Focus RH et obligations légales
Chaque semaine, retrouvez un article de notre partenaire, le Cabinet Capstan Avocats, dédié aux obligations et réglementations en entreprise.
Licenciement pour insuffisance professionnelle
Qu’est-ce que l’insuffisance professionnelle ?
Il est admis de manière notoire et stable que l’insuffisance professionnelle, s’apparentant à une mauvaise exécution des tâches confiées, peut constituer à elle seule une cause réelle et sérieuse de licenciement.
Pour rappel, l’insuffisance professionnelle résulte d’un comportement involontaire du salarié. C’est la raison pour laquelle elle ne peut faire l’objet d’un licenciement disciplinaire.
Dans quels cas le licenciement pour insuffisance professionnelle peut-il être réfuté ?
L’insuffisance professionnelle peut justifier un licenciement dès lors que l’employeur s’appuie sur des faits précis que le juge peut contrôler (Cass. Soc, 1.7.1981, pourvoi n°79-42423).
Toutefois attention, si l’employeur est responsable de l’insuffisance ou l’incompétence qu’il invoque, le licenciement sera jugé sans cause réelle et sérieuse.
Quelles sont obligations de l’employeur pour palier une insuffisance professionnelle de l’un de ses salariés ?
En pratique, c’est la jurisprudence qui a posé le principe selon lequel l’employeur a l’obligation d’adapter ses salariés aux évolutions de leur emploi, c’est-à-dire, concrètement, de prévoir des formations si cela s’avère nécessaire (Cass.

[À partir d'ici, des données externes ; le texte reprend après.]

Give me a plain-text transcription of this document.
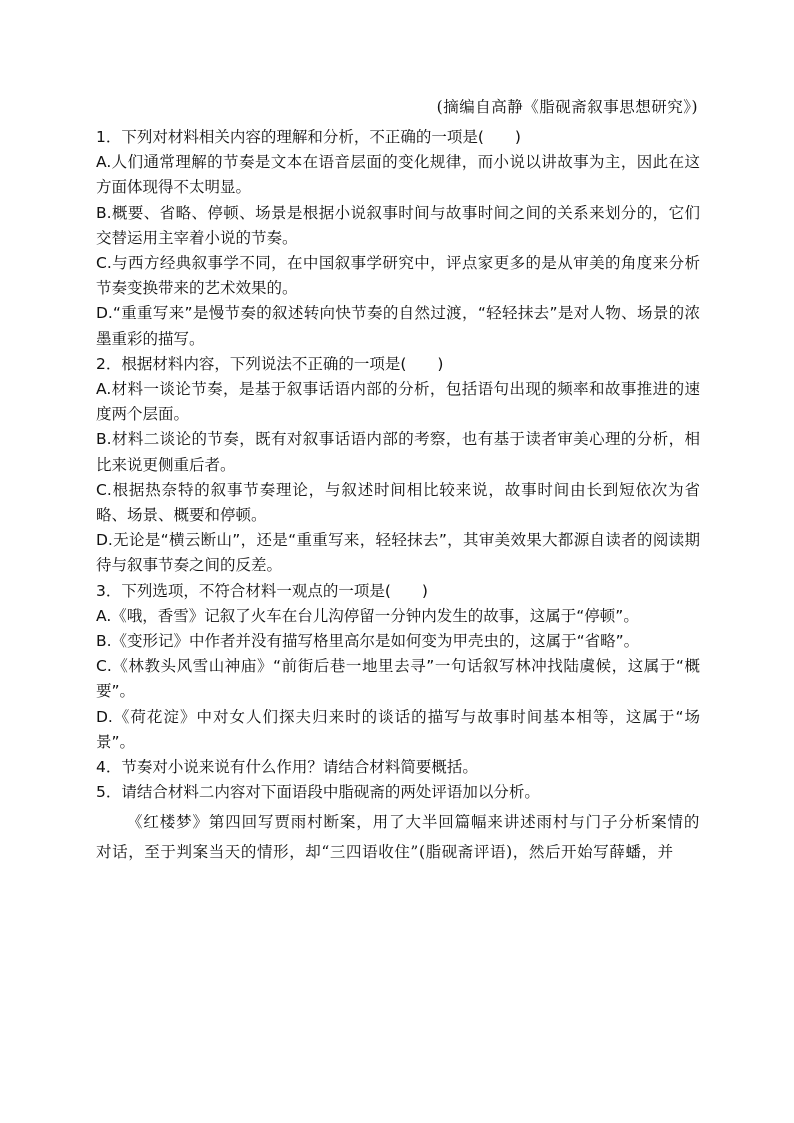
(摘编自高静《脂砚斋叙事思想研究》)
1．下列对材料相关内容的理解和分析，不正确的一项是(　　)
A.人们通常理解的节奏是文本在语音层面的变化规律，而小说以讲故事为主，因此在这方面体现得不太明显。
B.概要、省略、停顿、场景是根据小说叙事时间与故事时间之间的关系来划分的，它们交替运用主宰着小说的节奏。
C.与西方经典叙事学不同，在中国叙事学研究中，评点家更多的是从审美的角度来分析节奏变换带来的艺术效果的。
D.“重重写来”是慢节奏的叙述转向快节奏的自然过渡，“轻轻抹去”是对人物、场景的浓墨重彩的描写。
2．根据材料内容，下列说法不正确的一项是(　　)
A.材料一谈论节奏，是基于叙事话语内部的分析，包括语句出现的频率和故事推进的速度两个层面。
B.材料二谈论的节奏，既有对叙事话语内部的考察，也有基于读者审美心理的分析，相比来说更侧重后者。
C.根据热奈特的叙事节奏理论，与叙述时间相比较来说，故事时间由长到短依次为省略、场景、概要和停顿。
D.无论是“横云断山”，还是“重重写来，轻轻抹去”，其审美效果大都源自读者的阅读期待与叙事节奏之间的反差。
3．下列选项，不符合材料一观点的一项是(　　)
A.《哦，香雪》记叙了火车在台儿沟停留一分钟内发生的故事，这属于“停顿”。
B.《变形记》中作者并没有描写格里高尔是如何变为甲壳虫的，这属于“省略”。
C.《林教头风雪山神庙》“前街后巷一地里去寻”一句话叙写林冲找陆虞候，这属于“概要”。
D.《荷花淀》中对女人们探夫归来时的谈话的描写与故事时间基本相等，这属于“场景”。
4．节奏对小说来说有什么作用？请结合材料简要概括。
5．请结合材料二内容对下面语段中脂砚斋的两处评语加以分析。
《红楼梦》第四回写贾雨村断案，用了大半回篇幅来讲述雨村与门子分析案情的对话，至于判案当天的情形，却“三四语收住”(脂砚斋评语)，然后开始写薛蟠，并
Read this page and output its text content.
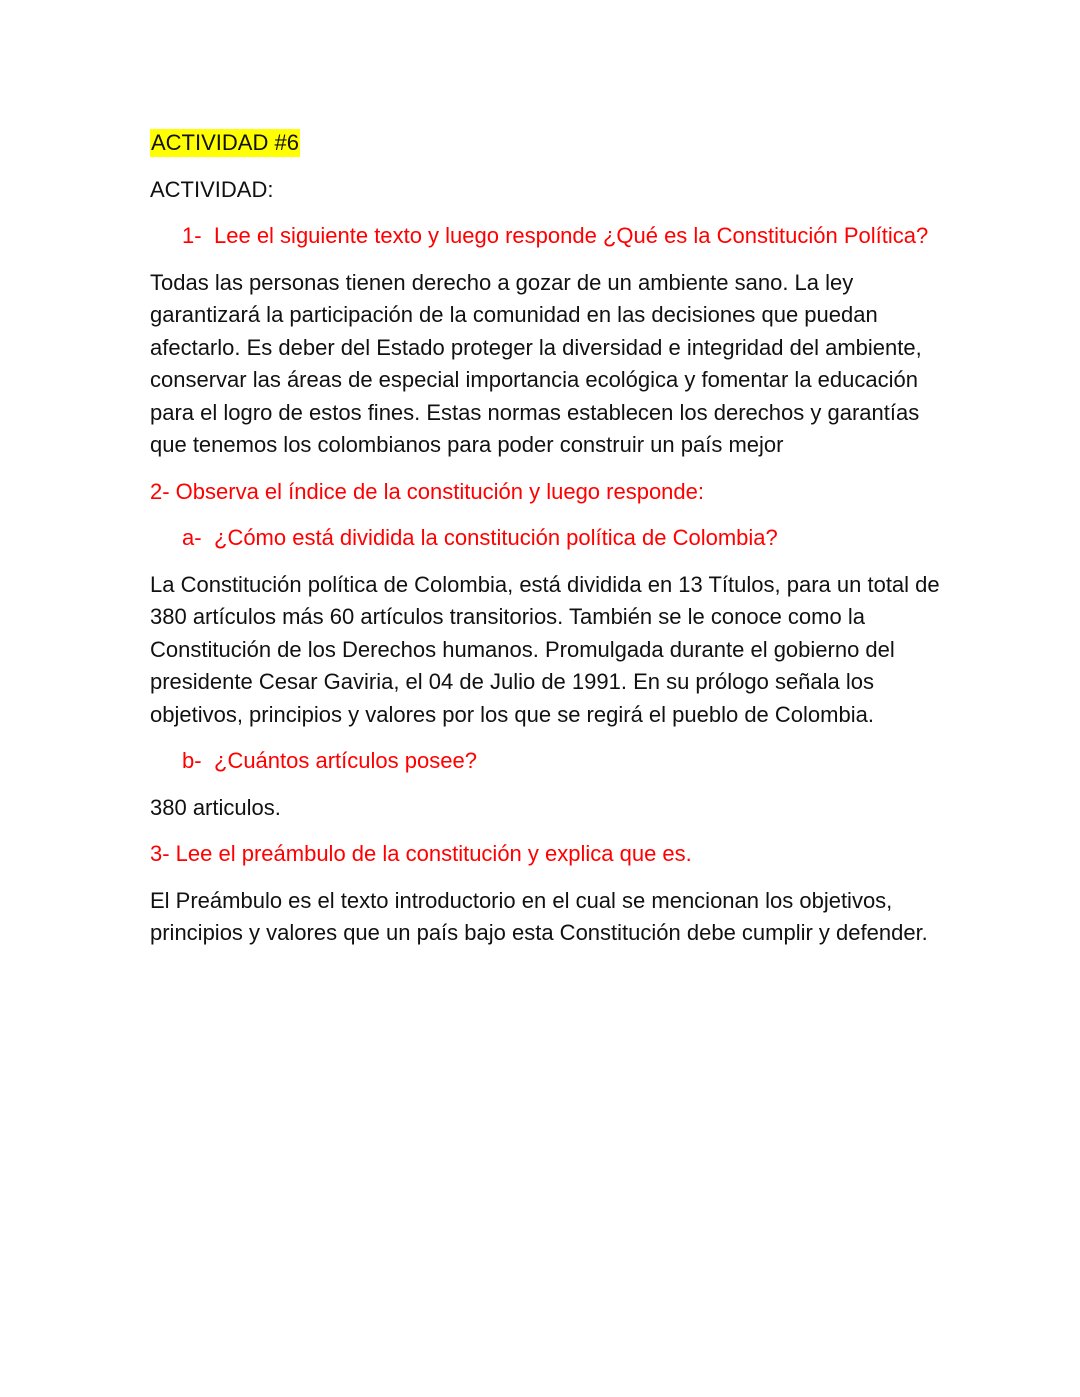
ACTIVIDAD #6

ACTIVIDAD:

1- Lee el siguiente texto y luego responde ¿Qué es la Constitución Política?

Todas las personas tienen derecho a gozar de un ambiente sano. La ley garantizará la participación de la comunidad en las decisiones que puedan afectarlo. Es deber del Estado proteger la diversidad e integridad del ambiente, conservar las áreas de especial importancia ecológica y fomentar la educación para el logro de estos fines. Estas normas establecen los derechos y garantías que tenemos los colombianos para poder construir un país mejor

2- Observa el índice de la constitución y luego responde:

a- ¿Cómo está dividida la constitución política de Colombia?

La Constitución política de Colombia, está dividida en 13 Títulos, para un total de 380 artículos más 60 artículos transitorios. También se le conoce como la Constitución de los Derechos humanos. Promulgada durante el gobierno del presidente Cesar Gaviria, el 04 de Julio de 1991. En su prólogo señala los objetivos, principios y valores por los que se regirá el pueblo de Colombia.

b- ¿Cuántos artículos posee?

380 articulos.

3- Lee el preámbulo de la constitución y explica que es.

El Preámbulo es el texto introductorio en el cual se mencionan los objetivos, principios y valores que un país bajo esta Constitución debe cumplir y defender.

Soc, 25.2.1992, n°89-41634).
Depuis plusieurs dispositions légales ont repris cette obligation dans le Code du travail.
De façon générale, l’employeur a la double obligation légale d’assurer l’adaptation des salariés à leur poste de travail et de veiller au maintien de leur employabilité (L.6321-1 du Code du travail).
En dehors de cette double obligation générale, l’employeur peut proposer des actions de formation liées au développement des compétences du salariés.
Si l’employeur ne respecte pas son obligation d’adaptation et de formation, alors il ne peut reprocher par la suite au salarié une insuffisance professionnelle.
Insuffisance professionnelle : l’arrêt de la Cour de cassation du 18 mai 2022
Sur ce point, un arrêt récent du 18 mai 2022 a été l’occasion pour la Cour de cassation de rappeler que le licenciement pour insuffisance professionnelle du salarié était infondé, alors qu’il lui était reproché de ne pas avoir procédé à des contrôles mis à sa charge, car l’employeur ne justifiait pas avoir mis à la disposition du salarié les moyens nécessaires pour l’accomplissement de l’ensemble de ses fonctions.
La Haute juridiction a motivé sa décision dans les termes suivants :
« La cour d’appel a d’abord constaté, sans modifier les termes du litige, que la matérialité des manquements n’était pas établie pour les uns, qu’ils n’étaient pas imputables à la salariée pour les autres, l’employeur n’ayant pas mis à sa disposition les moyens lui permettant d’accomplir ses fonctions, ce dont elle a déduit que l’insuffisance professionnelle reprochée à l’intéressée n’était pas avérée. »
Cet arrêt donne des indications pratiques intéressantes en cas de contentieux, notamment concernant la charge de la preuve de l’insuffisance professionnelle qui repose sur l’employeur.
Ce dernier devra non seulement démontrer l’insuffisance de compétence ou de résultats du salarié, mais également prouver qu’il a accompli tous les efforts préalables pour que le salarié puisse remédier à son insuffisance.
À défaut de preuve suffisante, le licenciement sera requalifié en licenciement sans cause réelle et sérieuse.
Quelles sont les sanctions pour l’employeur lors d’un licenciement pour insuffisance professionnelle dépourvue de cause réelle et sérieuse ?
S’agissant des conséquences financières découlant d’un licenciement dépourvu de cause réelle et sérieuse, le salarié a droit à :
- une indemnité de licenciement,
- une indemnité compensatrice de préavis,
- une indemnité compensatrice de congés payés,
- ainsi qu’une indemnité pour licenciement sans cause réelle et sérieuse.
Mais attention, le manquement de l’employeur à son obligation de formation, d’adaptation et de maintien de l’employabilité des salariés peut être également sanctionné par le versement au salarié victime d’une indemnisation distincte de celle perçue en raison de l’absence de cause réelle et sérieuse du licenciement, laquelle résulte ici du manquement de l’employeur dans l’exécution du contrat de travail.
A plus forte raison donc, l’employeur devra en pratique, et préalablement à toute procédure de licenciement, attiré l’attention du salarié sur ses insuffisances et prendre, le cas échéant, les mesures nécessaires à son adaptation à son poste de travail.